All the R scripts for obtaining the experimental results of this paper are put in the folder Code, and the derived experimental results are placed in the folder experiment-results. Note that the scripts will automatically download the datasets from wsrf-test-data@GitHub to run the experiments.

Because the experiments carried out in the paper takes very long time to complete, we include as an example the smaller weather dataset from the R package rattle. The result of it is experi.log.weather. And the total time taken for the weather dataset without testing the scalability of wsrf (which is disabled by default) is less than 20 minutes on machines with Ubuntu 12.04.1 LTS, GCC version 4.8.1, 16 cores and 32.9GB RAM on Intel(R) Xeon(R) CPU E5620 @ 2.40GHz, which is the same environment as in the paper.

To run the experiments on a specific dataset, please change the working directory into Code and type the shell command below to start:

## Please change "weather" to the name of the dataset one wants to
## test.  Or one can use `make help` for available tests.  Please
## make sure all the required *R* packages are installed before
## execution.

make weather.log

Since the experiments involve distributed computing, corresponding modifications (giving the name list of cluster) to the scripts need to be made when running all the scripts presented. However, distributed computing is by default disabled in the scripts. One wants to run experiments related to distributed computing should follow the instructions in the lines prefixed with __"#*#"__ in the scripts.

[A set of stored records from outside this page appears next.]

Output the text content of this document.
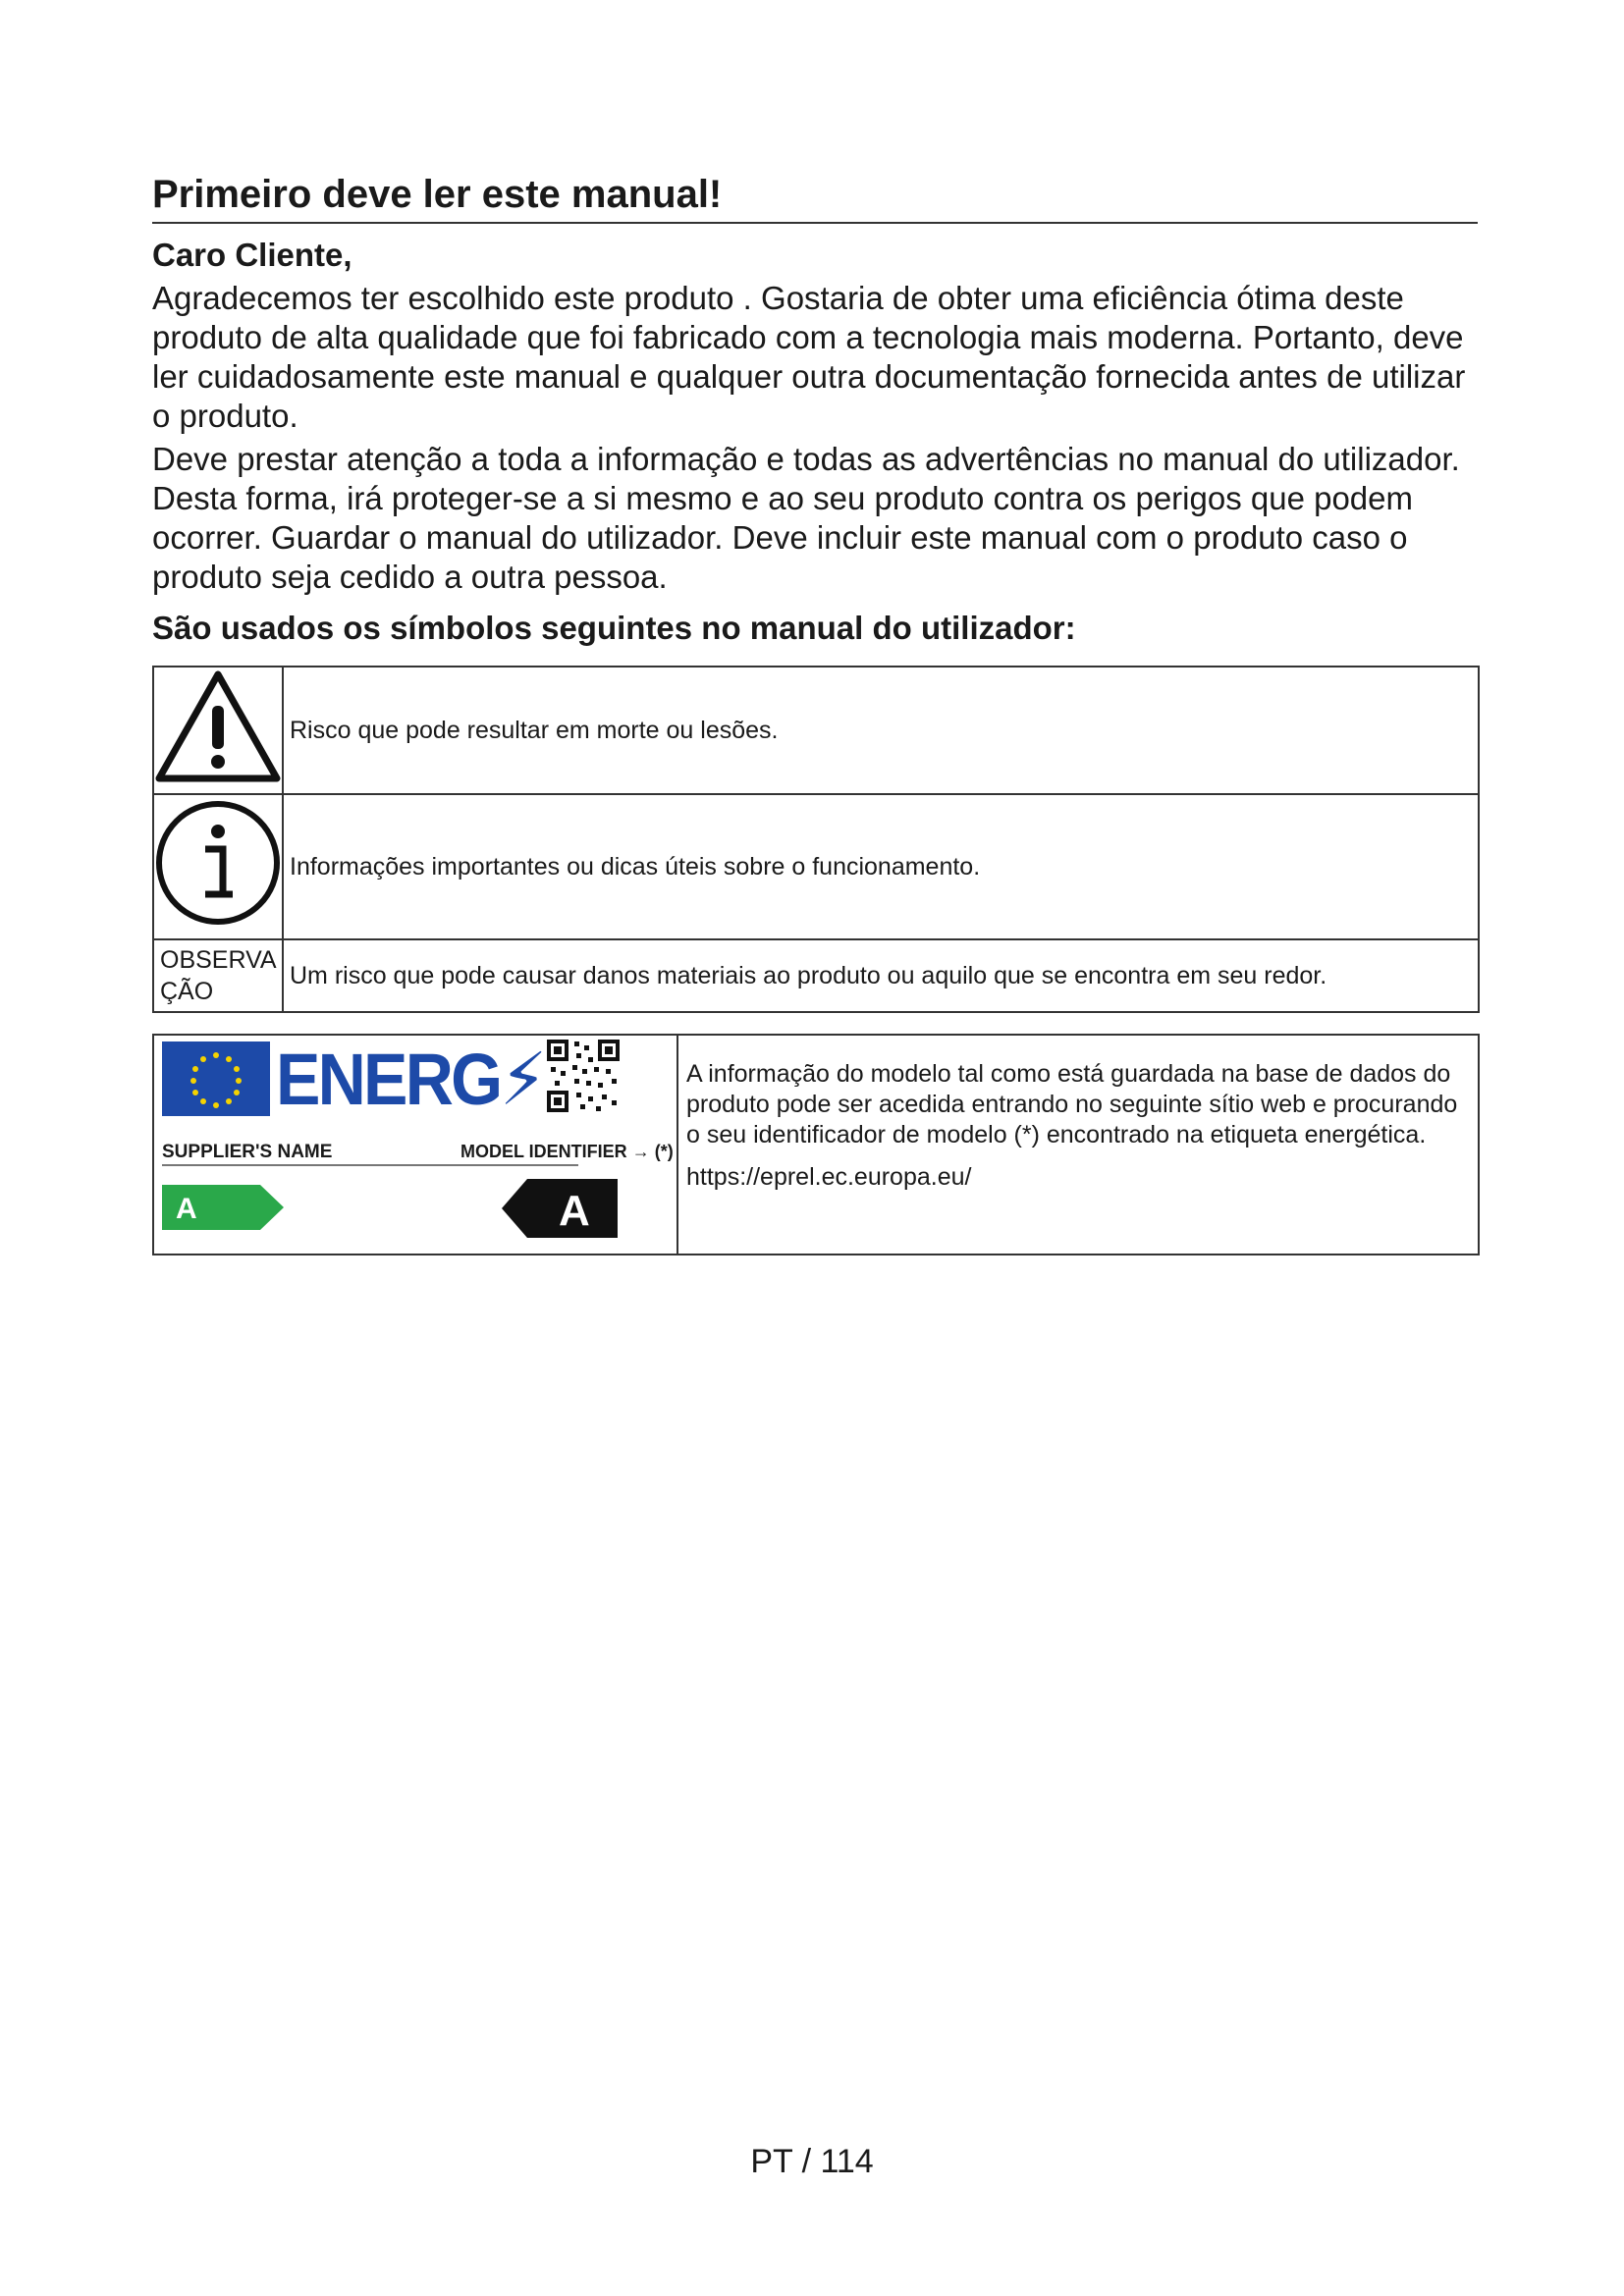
Primeiro deve ler este manual!

Caro Cliente,

Agradecemos ter escolhido este produto . Gostaria de obter uma eficiência ótima deste produto de alta qualidade que foi fabricado com a tecnologia mais moderna. Portanto, deve ler cuidadosamente este manual e qualquer outra documentação fornecida antes de utilizar o produto.

Deve prestar atenção a toda a informação e todas as advertências no manual do utilizador. Desta forma, irá proteger-se a si mesmo e ao seu produto contra os perigos que podem ocorrer. Guardar o manual do utilizador. Deve incluir este manual com o produto caso o produto seja cedido a outra pessoa.

São usados os símbolos seguintes no manual do utilizador:

	Risco que pode resultar em morte ou lesões.
	Informações importantes ou dicas úteis sobre o funcionamento.

OBSERVA ÇÃO	Um risco que pode causar danos materiais ao produto ou aquilo que se encontra em seu redor.
ENERG⚡
SUPPLIER'S NAME	MODEL IDENTIFIER → (*)
A	A

A informação do modelo tal como está guardada na base de dados do produto pode ser acedida entrando no seguinte sítio web e procurando o seu identificador de modelo (*) encontrado na etiqueta energética.

https://eprel.ec.europa.eu/

PT / 114
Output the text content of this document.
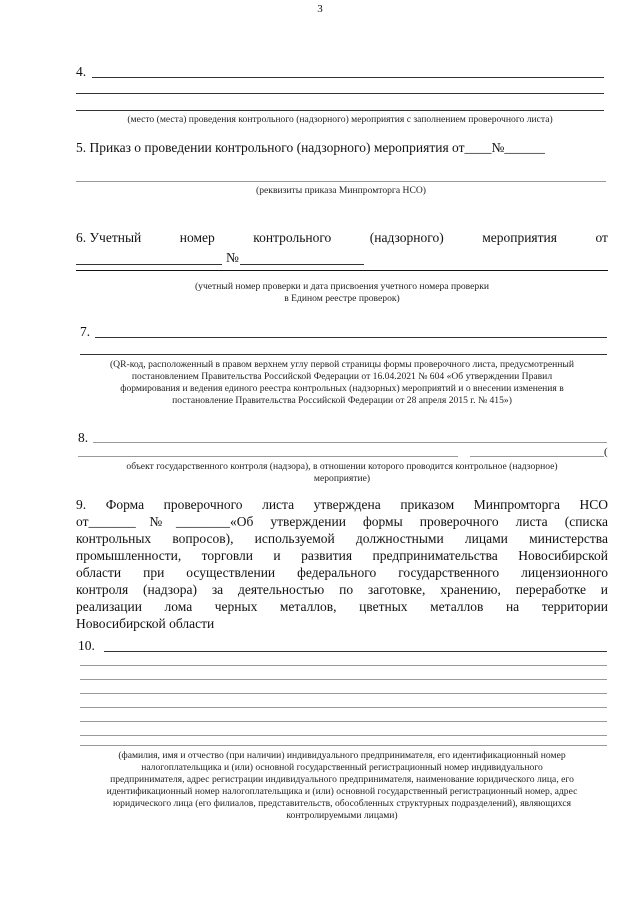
3
4.
(место (места) проведения контрольного (надзорного) мероприятия с заполнением проверочного листа)
5. Приказ о проведении контрольного (надзорного) мероприятия от____№______
(реквизиты приказа Минпромторга НСО)
6. Учетный	номер	контрольного	(надзорного)	мероприятия	от
№
(учетный номер проверки и дата присвоения учетного номера проверки
в Едином реестре проверок)
7.
(QR-код, расположенный в правом верхнем углу первой страницы формы проверочного листа, предусмотренный
постановлением Правительства Российской Федерации от 16.04.2021 № 604 «Об утверждении Правил
формирования и ведения единого реестра контрольных (надзорных) мероприятий и о внесении изменения в
постановление Правительства Российской Федерации от 28 апреля 2015 г. № 415»)
8.
(
объект государственного контроля (надзора), в отношении которого проводится контрольное (надзорное)
мероприятие)
9. Форма проверочного листа утверждена приказом Минпромторга НСО
от_______№________«Об утверждении формы проверочного листа (списка
контрольных вопросов), используемой должностными лицами министерства
промышленности, торговли и развития предпринимательства Новосибирской
области при осуществлении федерального государственного лицензионного
контроля (надзора) за деятельностью по заготовке, хранению, переработке и
реализации лома черных металлов, цветных металлов на территории
Новосибирской области
10.
(фамилия, имя и отчество (при наличии) индивидуального предпринимателя, его идентификационный номер
налогоплательщика и (или) основной государственный регистрационный номер индивидуального
предпринимателя, адрес регистрации индивидуального предпринимателя, наименование юридического лица, его
идентификационный номер налогоплательщика и (или) основной государственный регистрационный номер, адрес
юридического лица (его филиалов, представительств, обособленных структурных подразделений), являющихся
контролируемыми лицами)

If the error or warning below occurs when running the script for the experiments, one should modify (decrease) the timing interval of Rprof in the file experi.R, because of the issue PR#16395 of R summaryRprof:

Error in memcounts[, 1L:2L] : incorrect number of dimensions

In max(summaryRprof(tf, memory = "both")$by.total[, "mem.total"]) : no non-missing arguments to max; returning -Inf

Note that the results of the time and memory taken for the experiments are not that possible replicated. However, it won't be that significant and the observations obtained in the paper still hold. The results of accuracy would be the same if the same environment and versions of the packages described in the paper are applied.

Notes for the experimental results:

Manuscript

The R scripts for generating the tables and figures in the manuscript are in the folder Code/manuscript/tables and Code/manuscript/figures. section5.R in the folder Code/manuscript/ is the script in Section 5 of the manuscript.

To run the scripts, type the shell command below:

## Please change "table3-ntree.R" to the corresponding script.
## Please make sure all the required *R* packages are installed
## before execution.

Rscript table3-ntree.R

Then the figures or LaTeX code for the tables are output.